According to a Reuters report, Mozambique’s Catholic archbishop Francisco Chimoio has proclaimed that some condoms imported in Europe were deliberately exposed to HIV in order to kill Africans.
Given the history of colonialism between Africa and Europe, suspicion may be understandable, but the religious leader’s assertion is patently absurd, as HIV is known to be unable to live outside the body long enough to survive a manufacturing and distribution process.
Condoms are not 100 percent effective, but when used properly they offer highly successful protection against HIV infection. But ideological warfare has deterred the effort to promote condom use in Africa. Some of this is external exposed: a key example would be programs supported by the U.S.-based PEPFAR program, which specifically denies funding to programs that acknowledge the value of the lives of sex-trade workers.

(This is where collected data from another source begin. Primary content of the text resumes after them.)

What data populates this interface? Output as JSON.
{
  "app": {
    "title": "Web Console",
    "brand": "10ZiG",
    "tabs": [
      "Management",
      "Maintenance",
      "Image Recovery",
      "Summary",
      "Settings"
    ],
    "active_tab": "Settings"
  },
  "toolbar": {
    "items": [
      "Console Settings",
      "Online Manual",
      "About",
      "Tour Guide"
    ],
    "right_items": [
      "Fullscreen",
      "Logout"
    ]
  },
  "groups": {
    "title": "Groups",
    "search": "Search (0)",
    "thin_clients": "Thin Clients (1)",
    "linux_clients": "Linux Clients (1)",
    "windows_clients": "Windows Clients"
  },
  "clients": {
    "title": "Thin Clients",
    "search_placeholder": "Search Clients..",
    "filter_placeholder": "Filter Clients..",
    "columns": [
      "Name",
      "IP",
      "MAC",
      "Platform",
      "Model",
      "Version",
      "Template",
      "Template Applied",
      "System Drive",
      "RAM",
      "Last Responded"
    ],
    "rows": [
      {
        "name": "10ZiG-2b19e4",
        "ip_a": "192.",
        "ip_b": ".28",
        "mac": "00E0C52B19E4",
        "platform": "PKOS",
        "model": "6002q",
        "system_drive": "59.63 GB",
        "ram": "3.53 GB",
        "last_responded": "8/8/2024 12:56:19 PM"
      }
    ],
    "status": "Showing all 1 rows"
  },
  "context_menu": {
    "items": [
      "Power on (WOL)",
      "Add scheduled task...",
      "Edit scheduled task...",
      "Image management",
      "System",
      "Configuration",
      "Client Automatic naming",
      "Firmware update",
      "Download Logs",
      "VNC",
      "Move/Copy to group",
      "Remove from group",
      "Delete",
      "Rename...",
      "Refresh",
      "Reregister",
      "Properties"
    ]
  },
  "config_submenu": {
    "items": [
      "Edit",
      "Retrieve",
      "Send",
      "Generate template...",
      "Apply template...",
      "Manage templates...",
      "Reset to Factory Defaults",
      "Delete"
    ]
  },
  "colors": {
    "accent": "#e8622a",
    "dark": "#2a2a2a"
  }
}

Other times, the problem is homegrown, such as the South African government, whose leaders—in the midst of one of the world’s largest AIDS crises—have doubted the value of HIV treatments, in favour of treatment with garlic and beetroot.
Specifically in Mozambique, 16 percent of the population of 19 million are positive for HIV, with 500 new infections reported daily. There is little hope for them in terms of treatment, according to Chimoio. “I also know some companies who are manufacturing anti-retroviral drugs already infected with the virus, also in order to finish quickly the African people,” he claimed.